Friday, January 21, 2011
A Point in Favor of Anarcho-Libertarianism
A few months ago I debated David Friedman about the plausibility of his system anarcho-libertarian private companies providing all functions of government including law enforcement and courts. My argument against him then was that a necessary element of government is that it is unchallengeable in its basic legitimacy. I may dislike a specific result, but I do not have the option of simply exchanging my government like I would an insurance company, which is precisely what Friedman's system would do. Another of the major issues I have been discussing is that of the necessity of "de-citizenship" trials. Since citizenship is based on a social contract, it is necessary that everyone accept the social contract. The burden of proof should on every person to make the case that they accept the social contract. If there is any doubt about a person's acceptance then that person can and should be stripped of citizenship and placed outside the social contract. This could even apply to entire groups such as Jews. It recently occurred to me that, while a formal government, and particularly one operating on the principles of modern liberalism, might have some difficulty putting these principles into practice, a private insurance style government, like the one advocated for by Friedman, would be able to handle this quite effectively.
As I mentioned previously, one of the weaknesses of modern political thought is that it approaches the social contract as something given and not as something earned. In the extreme, this leads to modern liberal notions of an ever expanding field of rights in which every desire is transformed into a right. The reason for this is that if one does not have a sense that every right in the social contract given must be paid for in kind then one has no reason to not think of everything as a write and demand it, particularly when you take into account the assumption that every other faction in society is doing the same. For example, a gay rights advocate might hesitate to demand the right of homosexuals to blackmail the rest of society into not doing anything that might hurt their feelings if they knew that the price for this was that Evangelical Christians were to be given those same "rights" to ban gay speech "hurtful" to them. Yes everyone might have the right to life, liberty and property in some sort of theoretical moral sense, but the only way they could ever actualize those rights is if they were under the jurisdiction of some sort of government with a social contract, demanding that the government protect those rights. The price that must be paid for these rights is staggering. It means giving the government the right to kill you, imprison you and confiscate your property as long as it can claim that it is acting to protect the rights of the members of society at large.

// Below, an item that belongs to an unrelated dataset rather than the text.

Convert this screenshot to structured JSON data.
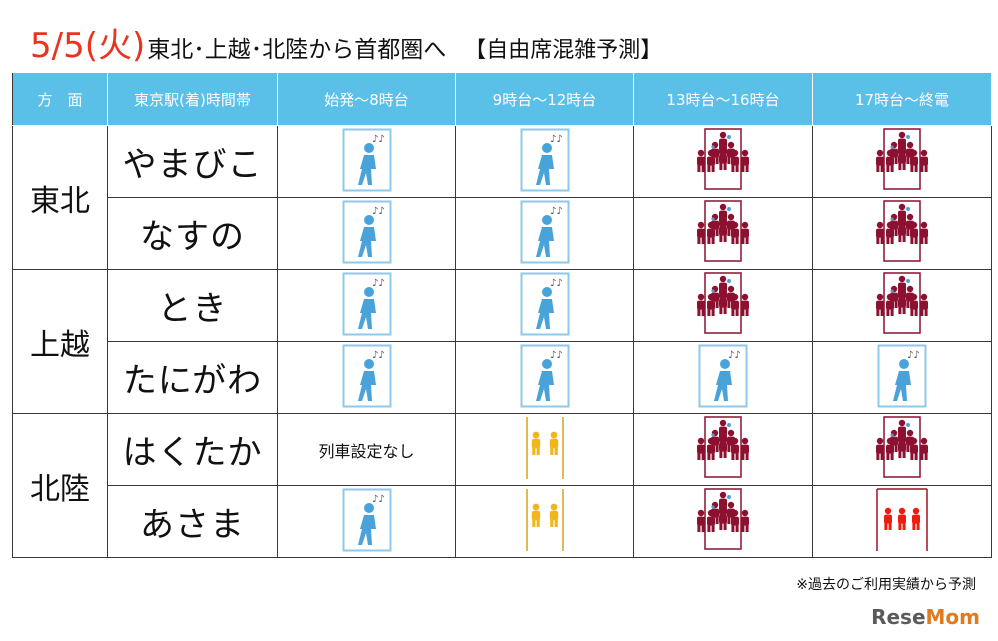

There is a clear advantage in making every person earn their way into the social contract, mainly that it keeps everyone honest. It would make it that cheating the social contract would actually require some effort. One would actually have to watch one's thoughts and actions to make sure they complied with the spirit of the social contract. Also formalizing the social contract would stop it from turning into a magic goodie bag with which to demand anything. Modern liberal thought, by definition is incapable of this and even libertarian thought would require some arguing for.
Abolish all traditional public government and leave everyone to sign up for a private insurance style government and the problem is instantly solved. Every person would have to convince their prospective company that they are not a liability and can be trusted to live by the agreed upon social contract. Since the bureaucrats would also be members of the same company they would be conscious of the need to not let just anyone in, but only one who would actually benefit the other members. Keep in mind that any downgrade in the company will cause members to defect in mass to another company waiting to offer a better deal. The established companies could easily come to a recognition of each other, limiting the need for warfare. What we would be left with is a two-tiered system. On the top would be those with memberships in one of the companies and then there would be everyone else, who can be shot, enslaved or imprisoned at will. The fact that these people are unable to negotiate a deal with anyone would suggest that they are either too irrational or too dangerous to be trusted and best eliminated for the benefit of those with company membership.
Not that I support anarcho-libertarianism, but this seems to be a strong point in its favor worth taking into consideration.